Description
These One Hour Quick Dinner Rolls are soft, tender, and perfectly golden, ideal for a speedy homemade bread option. With a simple yeast proofing step and quick rising method in a warm oven, this recipe yields fluffy rolls with just about an hour from start to finish, perfect as a side for any dinner or enjoyed warm with butter.
Ingredients
Scale
For Yeast Mixture
- 3 tablespoons warm water (105-110°F)
- 1 tablespoon active dry yeast
- 1 teaspoon sugar (to activate yeast)
For Dough
- 3 tablespoons sugar
- 1 teaspoon kosher salt
- 3 tablespoons shortening
- 3/4 cup milk (warm, 105-110°F)
- 1 large egg
- 2 1/2 cups all-purpose flour (spooned and leveled)
For Pan and Finishing
- 1 tablespoon butter (to grease pan)
- 1 tablespoon butter (to top finished rolls)
Instructions
- Proof the Yeast: In a small bowl or mug, add 3 tablespoons of warm water (105-110°F), 1 tablespoon active dry yeast, and 1 teaspoon sugar. Stir and let sit for 5 minutes until the mixture is bubbly, indicating the yeast is active.
- Prepare the Dough Base: In a large bowl or stand mixer, combine 3 tablespoons sugar, 1 teaspoon kosher salt, 3 tablespoons shortening, and 1 cup of the all-purpose flour. Stir to mix.
- Add Warm Milk: Microwave 3/4 cup milk in 30-second intervals until warm (105-110°F). Add this milk to the flour mixture and stir together, either with a wooden spoon, dough hook, or paddle attachment.
- Incorporate Yeast Mixture and Egg: Once the yeast is bubbly, add it to the flour mixture. Then add 1 large egg and beat well until everything is combined.
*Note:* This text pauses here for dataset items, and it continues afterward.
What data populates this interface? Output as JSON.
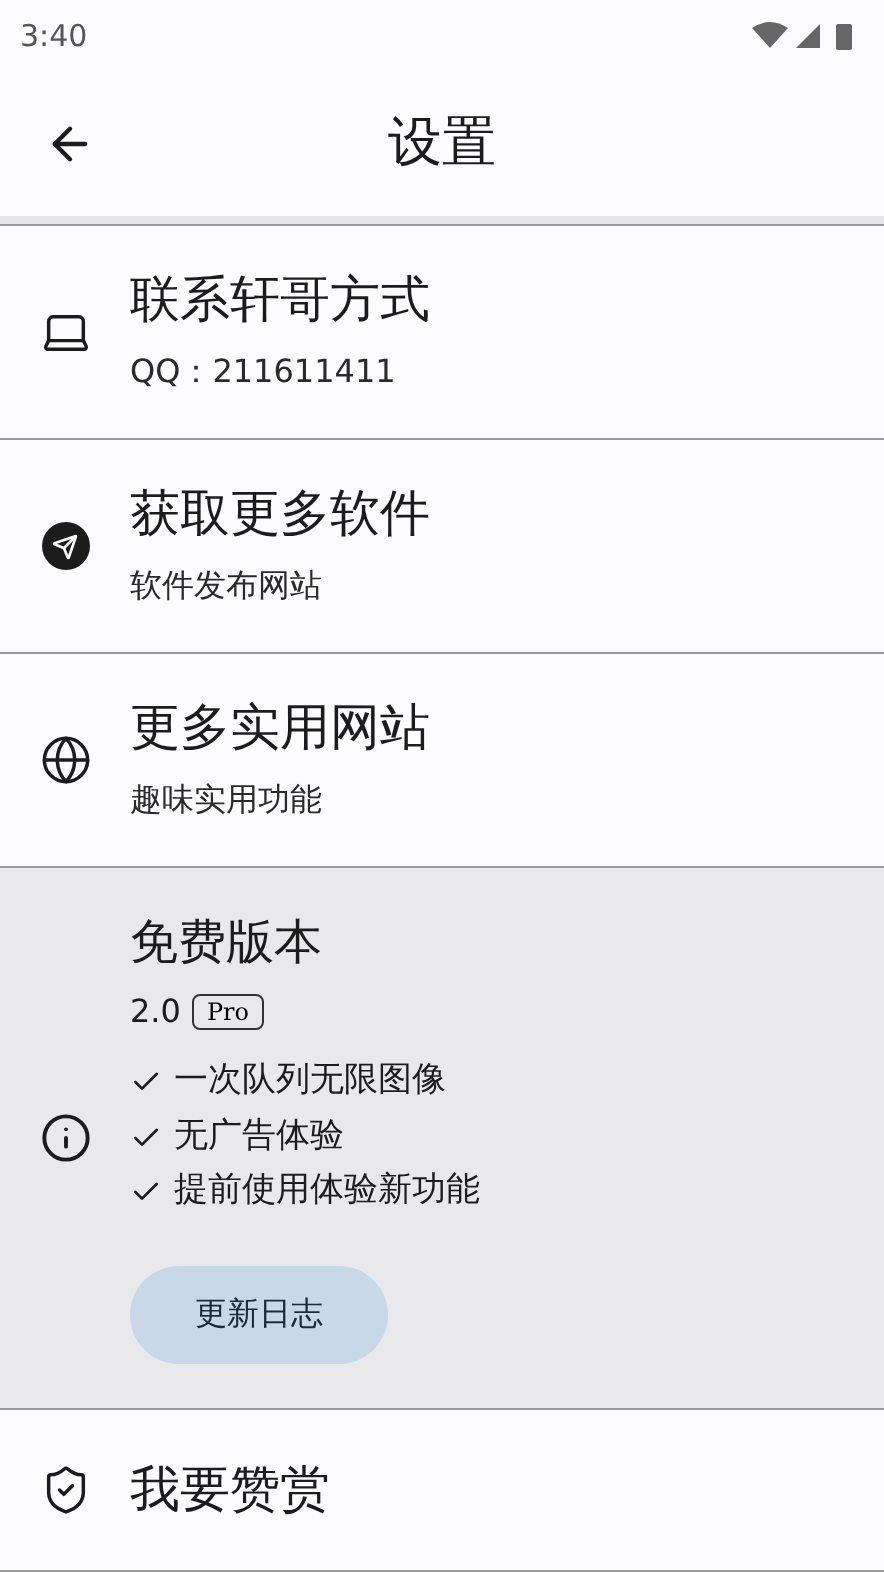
{
  "status_bar": {
    "time": "3:40"
  },
  "app_bar": {
    "title": "设置"
  },
  "items": [
    {
      "kind": "link",
      "title": "联系轩哥方式",
      "subtitle": "QQ：211611411"
    },
    {
      "kind": "link",
      "title": "获取更多软件",
      "subtitle": "软件发布网站"
    },
    {
      "kind": "link",
      "title": "更多实用网站",
      "subtitle": "趣味实用功能"
    },
    {
      "kind": "version",
      "title": "免费版本",
      "version": "2.0",
      "badge": "Pro",
      "features": [
        "一次队列无限图像",
        "无广告体验",
        "提前使用体验新功能"
      ],
      "button": "更新日志"
    },
    {
      "kind": "link",
      "title": "我要赞赏"
    }
  ]
}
- Add Remaining Flour and Knead: Add the remaining flour gradually, mixing continuously. The dough should be smooth, soft, and slightly sticky—not pulling away completely from the bowl. Knead with the dough attachment for about 5 minutes, or by hand for 8 minutes on a floured surface.
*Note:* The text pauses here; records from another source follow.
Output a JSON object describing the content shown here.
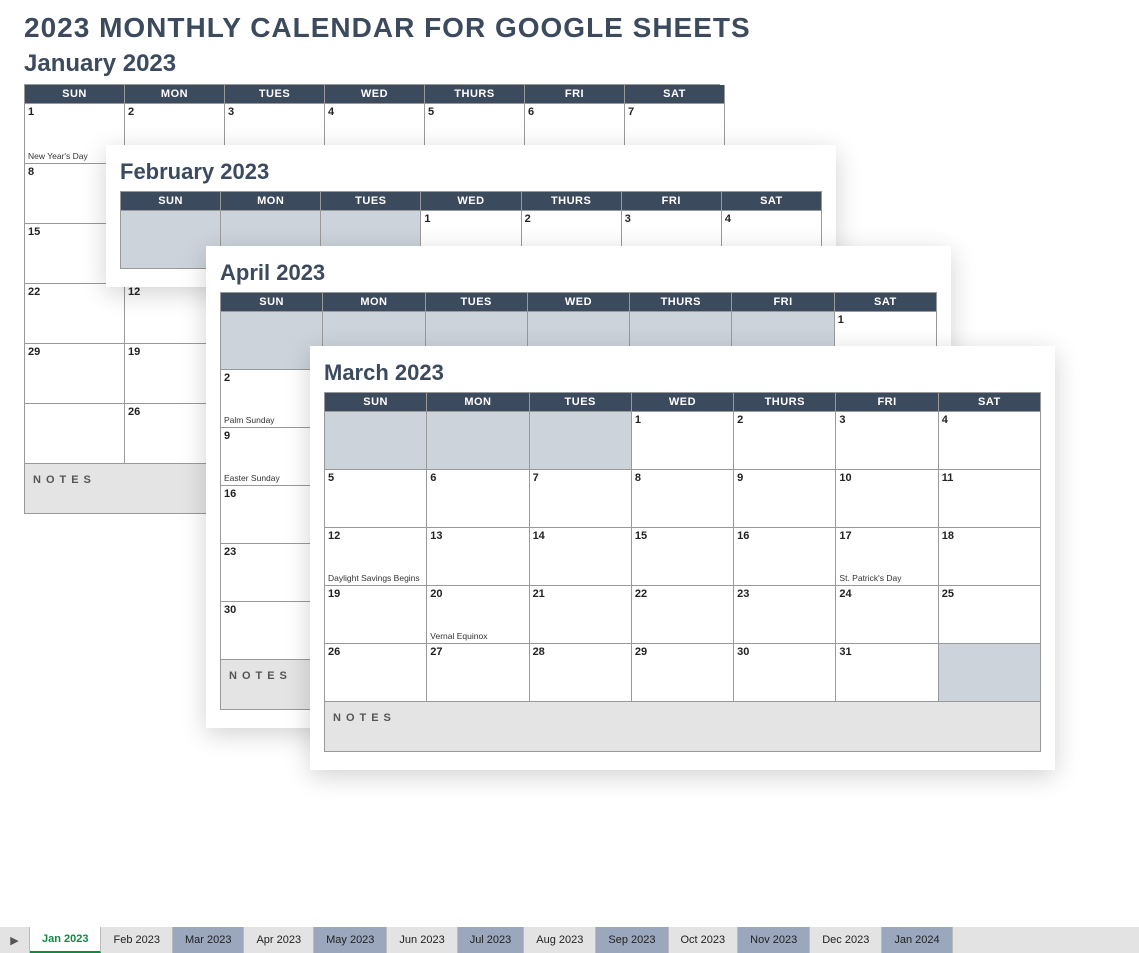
{
  "page_title": "2023 MONTHLY CALENDAR FOR GOOGLE SHEETS",
  "dow": [
    "SUN",
    "MON",
    "TUES",
    "WED",
    "THURS",
    "FRI",
    "SAT"
  ],
  "notes_label": "NOTES",
  "months": {
    "jan": {
      "title": "January 2023",
      "rows": [
        [
          {
            "n": "1",
            "e": "New Year's Day"
          },
          {
            "n": "2"
          },
          {
            "n": "3"
          },
          {
            "n": "4"
          },
          {
            "n": "5"
          },
          {
            "n": "6"
          },
          {
            "n": "7"
          }
        ],
        [
          {
            "n": "8"
          },
          {
            "n": ""
          },
          {
            "n": ""
          },
          {
            "n": ""
          },
          {
            "n": ""
          },
          {
            "n": ""
          },
          {
            "n": ""
          }
        ],
        [
          {
            "n": "15"
          },
          {
            "n": ""
          },
          {
            "n": ""
          },
          {
            "n": ""
          },
          {
            "n": ""
          },
          {
            "n": ""
          },
          {
            "n": ""
          }
        ],
        [
          {
            "n": "22"
          },
          {
            "n": "12"
          },
          {
            "n": ""
          },
          {
            "n": ""
          },
          {
            "n": ""
          },
          {
            "n": ""
          },
          {
            "n": ""
          }
        ],
        [
          {
            "n": "29"
          },
          {
            "n": "19"
          },
          {
            "n": ""
          },
          {
            "n": ""
          },
          {
            "n": ""
          },
          {
            "n": ""
          },
          {
            "n": ""
          }
        ]
      ],
      "extra_side": [
        {
          "n": "26"
        }
      ]
    },
    "feb": {
      "title": "February 2023",
      "rows": [
        [
          {
            "g": true
          },
          {
            "g": true
          },
          {
            "g": true
          },
          {
            "n": "1"
          },
          {
            "n": "2"
          },
          {
            "n": "3"
          },
          {
            "n": "4"
          }
        ]
      ]
    },
    "apr": {
      "title": "April 2023",
      "rows": [
        [
          {
            "g": true
          },
          {
            "g": true
          },
          {
            "g": true
          },
          {
            "g": true
          },
          {
            "g": true
          },
          {
            "g": true
          },
          {
            "n": "1"
          }
        ],
        [
          {
            "n": "2",
            "e": "Palm Sunday"
          },
          {
            "n": ""
          },
          {
            "n": ""
          },
          {
            "n": ""
          },
          {
            "n": ""
          },
          {
            "n": ""
          },
          {
            "n": ""
          }
        ],
        [
          {
            "n": "9",
            "e": "Easter Sunday"
          },
          {
            "n": ""
          },
          {
            "n": ""
          },
          {
            "n": ""
          },
          {
            "n": ""
          },
          {
            "n": ""
          },
          {
            "n": ""
          }
        ],
        [
          {
            "n": "16"
          },
          {
            "n": ""
          },
          {
            "n": ""
          },
          {
            "n": ""
          },
          {
            "n": ""
          },
          {
            "n": ""
          },
          {
            "n": ""
          }
        ],
        [
          {
            "n": "23"
          },
          {
            "n": ""
          },
          {
            "n": ""
          },
          {
            "n": ""
          },
          {
            "n": ""
          },
          {
            "n": ""
          },
          {
            "n": ""
          }
        ],
        [
          {
            "n": "30"
          },
          {
            "n": ""
          },
          {
            "n": ""
          },
          {
            "n": ""
          },
          {
            "n": ""
          },
          {
            "n": ""
          },
          {
            "n": ""
          }
        ]
      ]
    },
    "mar": {
      "title": "March 2023",
      "rows": [
        [
          {
            "g": true
          },
          {
            "g": true
          },
          {
            "g": true
          },
          {
            "n": "1"
          },
          {
            "n": "2"
          },
          {
            "n": "3"
          },
          {
            "n": "4"
          }
        ],
        [
          {
            "n": "5"
          },
          {
            "n": "6"
          },
          {
            "n": "7"
          },
          {
            "n": "8"
          },
          {
            "n": "9"
          },
          {
            "n": "10"
          },
          {
            "n": "11"
          }
        ],
        [
          {
            "n": "12",
            "e": "Daylight Savings Begins"
          },
          {
            "n": "13"
          },
          {
            "n": "14"
          },
          {
            "n": "15"
          },
          {
            "n": "16"
          },
          {
            "n": "17",
            "e": "St. Patrick's Day"
          },
          {
            "n": "18"
          }
        ],
        [
          {
            "n": "19"
          },
          {
            "n": "20",
            "e": "Vernal Equinox"
          },
          {
            "n": "21"
          },
          {
            "n": "22"
          },
          {
            "n": "23"
          },
          {
            "n": "24"
          },
          {
            "n": "25"
          }
        ],
        [
          {
            "n": "26"
          },
          {
            "n": "27"
          },
          {
            "n": "28"
          },
          {
            "n": "29"
          },
          {
            "n": "30"
          },
          {
            "n": "31"
          },
          {
            "g": true
          }
        ]
      ]
    }
  },
  "tabs": [
    {
      "label": "Jan 2023",
      "active": true
    },
    {
      "label": "Feb 2023"
    },
    {
      "label": "Mar 2023",
      "shaded": true
    },
    {
      "label": "Apr 2023"
    },
    {
      "label": "May 2023",
      "shaded": true
    },
    {
      "label": "Jun 2023"
    },
    {
      "label": "Jul 2023",
      "shaded": true
    },
    {
      "label": "Aug 2023"
    },
    {
      "label": "Sep 2023",
      "shaded": true
    },
    {
      "label": "Oct 2023"
    },
    {
      "label": "Nov 2023",
      "shaded": true
    },
    {
      "label": "Dec 2023"
    },
    {
      "label": "Jan 2024",
      "shaded": true
    }
  ]
}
- First Rest: Scrape dough onto a floured surface, shape into a ball, and cover with a clean tea towel. Let rest 5-10 minutes.
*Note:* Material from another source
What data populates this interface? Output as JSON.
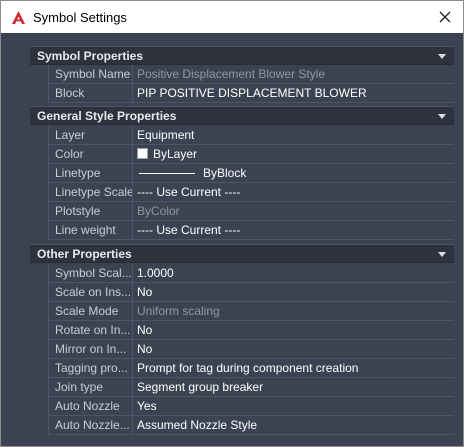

- Preheat and Prepare Pan: Preheat oven to 375°F for 2-3 minutes. Butter a 10-inch cast iron skillet or 9×13-inch baking pan with 1 tablespoon butter, place in oven until butter melts and pan is hot, then turn oven off.
- Shape Rolls: Press down the dough to release air bubbles. Divide into 12 equal portions (~2 ounces each). Shape each into a round roll by pinching the dough on one side and rounding the other. Place rolls in the hot greased pan with space between each.
- Proof Rolls in Warm Oven: Cover rolls with a tea towel and place in the turned-off oven set to warm (touch rack to ensure it’s not too hot). Leave in oven for 15 minutes.
- Continue Rising: Remove rolls from oven, place in a warm spot, and preheat oven back to 375°F. Let rolls rise for another 10-15 minutes until doubled in size.
- Bake Rolls: Remove towel and bake rolls at 375°F for about 12 minutes until tops are deep golden brown and internal temperature reaches 190°F.
- Butter and Serve: Immediately brush rolls with 1 tablespoon melted butter. Let set for 5 minutes before serving warm with additional butter or honey butter.
Notes
- Water and milk temperature for yeast proofing is critical—should be warm but not hot (105-110°F) to activate yeast properly.
- When adding flour, dough should stay slightly sticky for tender rolls, but still hold together well.
- Proofing rolls in a turned-off warm oven helps speed up rising time while preventing uneven cooking.
- You can use a cast iron skillet or standard baking pan depending on preference; both yield excellent results.
- For best results, measure flour by spooning it into the measuring cup and leveling it rather than scooping, to avoid dense dough.